GPU-enabled clusters

Note

Some GPU-enabled instance types are in Beta and are marked as such in the drop-down list when you select the driver and worker types during cluster creation.

Overview

Azure Databricks supports clusters accelerated with graphics processing units (GPUs). This article describes how to create clusters with GPU-enabled instances and describes the GPU drivers and libraries installed on those instances.

To learn more about deep learning on GPU-enabled clusters, see Deep learning.

Create a GPU cluster

Creating a GPU cluster is similar to creating any Spark cluster (See Clusters). You should keep in mind the following:

  • The Databricks Runtime Version must be a GPU-enabled version, such as Runtime 6.6 ML (GPU, Scala 2.11, Spark 2.4.5).
  • The Worker Type and Driver Type must be GPU instance types.
  • For single-machine workflows without Spark, you can set the number of workers to zero.

Azure Databricks supports the NC instance type series: NC12 and NC24 and the NCv3 instance type series: NC6s_v3, NC12s_v3, and NC24s_v3. See Azure Databricks Pricing for an up-to-date list of supported GPU instance types and their availability regions. Your Azure Databricks deployment must reside in a supported region to launch GPU-enabled clusters.

GPU scheduling

Databricks Runtime 7.0 ML and above support GPU-aware scheduling from Apache Spark 3.0. Azure Databricks preconfigures it on GPU clusters for you.

spark.task.resource.gpu.amount is the only Spark config related to GPU-aware scheduling that you might need to change. The default configuration uses one GPU per task, which is ideal for distributed inference workloads and distributed training, if you use all GPU nodes. If you want to do distributed training on a subset of nodes, which helps reduce communication overhead during distributed training, Databricks recommends setting spark.task.resource.gpu.amount to the number of GPUs per worker node in the cluster Spark configuration.

For PySpark tasks, Azure Databricks automatically remaps assigned GPU(s) to indices 0, 1, …. Under the default configuration that uses one GPU per task, your code can simply use the default GPU without checking which GPU is assigned to the task.

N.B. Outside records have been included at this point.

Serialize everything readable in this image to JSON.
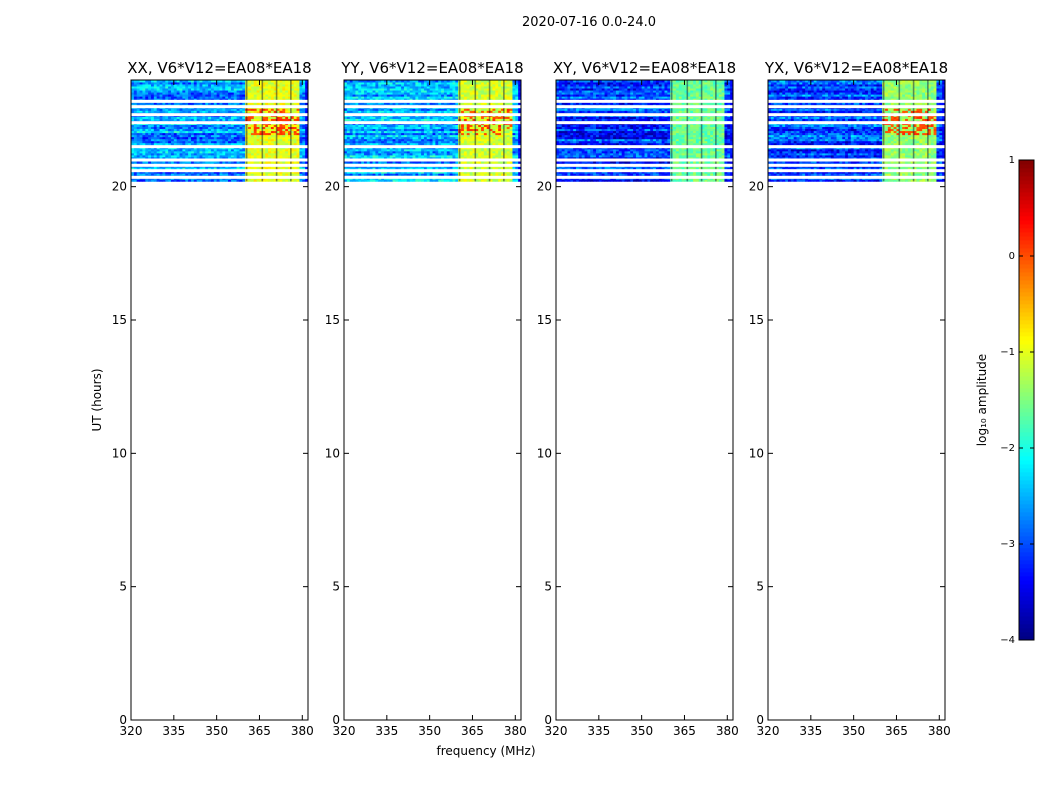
{
  "chart_data": {
    "type": "heatmap",
    "suptitle": "2020-07-16 0.0-24.0",
    "xlabel": "frequency (MHz)",
    "ylabel": "UT (hours)",
    "xlim": [
      320,
      382
    ],
    "ylim": [
      0,
      24
    ],
    "xticks": [
      320,
      335,
      350,
      365,
      380
    ],
    "yticks": [
      0,
      5,
      10,
      15,
      20
    ],
    "data_time_range": [
      20.2,
      24.0
    ],
    "high_band_mhz": [
      360,
      378.5
    ],
    "high_band_columns_mhz": [
      360.5,
      366,
      371,
      376
    ],
    "panels": [
      {
        "title": "XX, V6*V12=EA08*EA18",
        "level_low": -2.6,
        "level_high": -1.0,
        "hot": true
      },
      {
        "title": "YY, V6*V12=EA08*EA18",
        "level_low": -2.5,
        "level_high": -1.1,
        "hot": true
      },
      {
        "title": "XY, V6*V12=EA08*EA18",
        "level_low": -3.1,
        "level_high": -1.6,
        "hot": false
      },
      {
        "title": "YX, V6*V12=EA08*EA18",
        "level_low": -3.0,
        "level_high": -1.4,
        "hot": true
      }
    ],
    "gap_rows_ut": [
      23.2,
      23.0,
      22.7,
      22.4,
      21.5,
      21.0,
      20.8,
      20.6,
      20.35
    ],
    "colorbar": {
      "label": "log₁₀ amplitude",
      "range": [
        -4,
        1
      ],
      "ticks": [
        1,
        0,
        -1,
        -2,
        -3,
        -4
      ],
      "tick_labels": [
        "1",
        "0",
        "−1",
        "−2",
        "−3",
        "−4"
      ],
      "colormap": "jet"
    }
  }
}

If you set multiple GPUs per task, for example 4, your code can assume that the indices of the assigned GPUs are always 0, 1, 2, and 3. If you do need the physical indices of the assigned GPUs, you can get them from the CUDA_VISIBLE_DEVICES environment variable.

If you use Scala, you can get the indices of the GPUs assigned to the task from TaskContext.resources().get("gpu").

For Databricks Runtime releases below 7.0, in order to avoid conflicts among multiple Spark tasks trying to use the same GPU, Azure Databricks automatically configures GPU clusters such that there is at most one running task per node. In this case, the task can use all GPUs on the node without running into conflicts with other tasks.

NVIDIA GPU driver, CUDA, and cuDNN

Azure Databricks installs the NVIDIA driver and libraries required to use GPUs on Spark driver and worker instances:

  • CUDA Toolkit, installed under /usr/local/cuda.
  • cuDNN: NVIDIA CUDA Deep Neural Network Library.
  • NCCL: NVIDIA Collective Communications Library.

The version of the NVIDIA driver included is 440.64. For the versions of the libraries included, see the release notes for the specific Databricks Runtime version you are using.

Note

This software contains source code provided by NVIDIA Corporation. Specifically, to support GPUs, Azure Databricks includes code from CUDA Samples.

NVIDIA End User License Agreement (EULA)

When you select a GPU-enabled “Databricks Runtime Version” in Azure Databricks, you implicitly agree to the terms and conditions outlined in the NVIDIA EULA with respect to the CUDA, cuDNN, and Tesla libraries, and the NVIDIA End User License Agreement (with NCCL Supplement) for the NCCL library.

Databricks Container Services on GPU clusters

Important

This feature is in Public Preview.

You can use Databricks Container Services on clusters with GPUs to create portable deep learning environments with customized libraries. Refer to Customize containers with Databricks Container Services for instructions.

The Databricks Runtime Docker Hub contains example base images with GPU capability. The Dockerfiles used to generate these images are located in the example containers GitHub repository, which also has details on what the example images provide, and how to customize them.

When creating custom images for GPU clusters, you cannot change the NVIDIA driver version. The NVIDIA driver version must match the driver version on the host machine, which is 440.64. This version does not support CUDA 11.